The Bank is willing to coordinate its activities with other regional and world agencies and to seek the most expeditious means for cooperating with national research and development institutions. To date, we have maintained in our health operations a special relationship with the Pan-American Health Organization and collaborated closely with the United Nations agencies, primarily those operating in the region. We are aware of the fact that the prospective level of activity calls for further progress in this direction. We propose to establish functional working relations with the United Nations Fund for Population Activities, perhaps along similar lines to those currently governing our relations with the United Nations Development Program. We should also like to participate in a continuing system of inter-agency consultations for the region in order to standardize criteria and prevent unnecessary duplication.

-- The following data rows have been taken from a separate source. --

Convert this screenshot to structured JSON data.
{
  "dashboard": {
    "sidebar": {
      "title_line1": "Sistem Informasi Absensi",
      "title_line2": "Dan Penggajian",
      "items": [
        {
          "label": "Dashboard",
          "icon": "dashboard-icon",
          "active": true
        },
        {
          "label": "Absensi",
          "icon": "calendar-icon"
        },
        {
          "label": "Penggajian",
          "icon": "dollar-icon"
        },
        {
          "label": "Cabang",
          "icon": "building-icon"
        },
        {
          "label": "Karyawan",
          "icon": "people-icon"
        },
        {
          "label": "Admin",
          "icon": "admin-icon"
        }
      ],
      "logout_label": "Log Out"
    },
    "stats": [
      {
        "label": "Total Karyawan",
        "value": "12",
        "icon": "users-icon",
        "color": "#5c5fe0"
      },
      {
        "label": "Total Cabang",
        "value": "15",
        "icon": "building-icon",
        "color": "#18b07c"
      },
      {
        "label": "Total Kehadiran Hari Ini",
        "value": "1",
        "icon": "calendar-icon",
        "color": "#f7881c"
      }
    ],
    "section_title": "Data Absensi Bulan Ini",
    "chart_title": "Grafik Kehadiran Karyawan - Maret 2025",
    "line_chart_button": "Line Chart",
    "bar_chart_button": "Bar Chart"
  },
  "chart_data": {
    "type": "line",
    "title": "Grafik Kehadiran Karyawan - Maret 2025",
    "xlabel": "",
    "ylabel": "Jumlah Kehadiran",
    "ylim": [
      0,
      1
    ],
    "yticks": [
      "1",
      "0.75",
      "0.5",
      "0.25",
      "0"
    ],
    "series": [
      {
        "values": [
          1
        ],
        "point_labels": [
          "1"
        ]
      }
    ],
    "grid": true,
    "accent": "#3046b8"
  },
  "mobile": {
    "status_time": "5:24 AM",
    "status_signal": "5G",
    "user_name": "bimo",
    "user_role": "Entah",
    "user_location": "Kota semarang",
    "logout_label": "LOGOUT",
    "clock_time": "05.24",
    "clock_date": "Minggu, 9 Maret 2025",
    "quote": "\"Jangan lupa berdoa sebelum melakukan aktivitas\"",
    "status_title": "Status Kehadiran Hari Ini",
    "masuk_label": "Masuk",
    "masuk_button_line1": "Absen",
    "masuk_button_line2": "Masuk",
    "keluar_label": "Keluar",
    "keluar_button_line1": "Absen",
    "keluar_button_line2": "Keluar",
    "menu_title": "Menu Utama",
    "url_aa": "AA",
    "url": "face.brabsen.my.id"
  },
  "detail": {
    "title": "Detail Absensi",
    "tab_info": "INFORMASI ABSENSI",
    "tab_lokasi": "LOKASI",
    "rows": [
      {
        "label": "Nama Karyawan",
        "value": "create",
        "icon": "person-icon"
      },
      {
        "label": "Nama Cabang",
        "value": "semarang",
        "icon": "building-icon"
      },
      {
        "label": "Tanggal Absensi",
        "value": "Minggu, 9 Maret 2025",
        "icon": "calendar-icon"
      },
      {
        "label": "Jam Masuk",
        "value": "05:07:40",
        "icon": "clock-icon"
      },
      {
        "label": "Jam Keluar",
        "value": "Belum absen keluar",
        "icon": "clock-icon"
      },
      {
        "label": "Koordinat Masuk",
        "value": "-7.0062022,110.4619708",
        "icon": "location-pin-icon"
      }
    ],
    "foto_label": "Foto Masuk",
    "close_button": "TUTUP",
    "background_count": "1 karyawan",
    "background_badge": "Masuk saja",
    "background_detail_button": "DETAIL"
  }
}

Prevailing Reference Document: GN-1068, May 1975.
* The operational policies of the Inter-American Development Bank are intended to provide operational guidance to staff in assisting the Bank's borrowing member countries. Over the course of the Bank's more than 40 years of operations, the approach to developing operational policies has taken various forms, ranging from the preparation of detailed guidelines to broad statements of principle and intent. Many policies have not been updated since they were originally issued, and a few reflect emphases and approaches of earlier years which have been superseded by specific mandates of the Bank's Governors, the most recent being the Eighth Replenishment mandates of 1994.
In accordance with the Bank's information disclosure policy, the Bank is making all of its operational policies available to the public through the Public Information Center. Users please note that the Bank's operational policies are under a process of continuous review. This review process includes preparation of best practice papers summarizing experience at the Bank and other similar institutions, and sector strategy papers.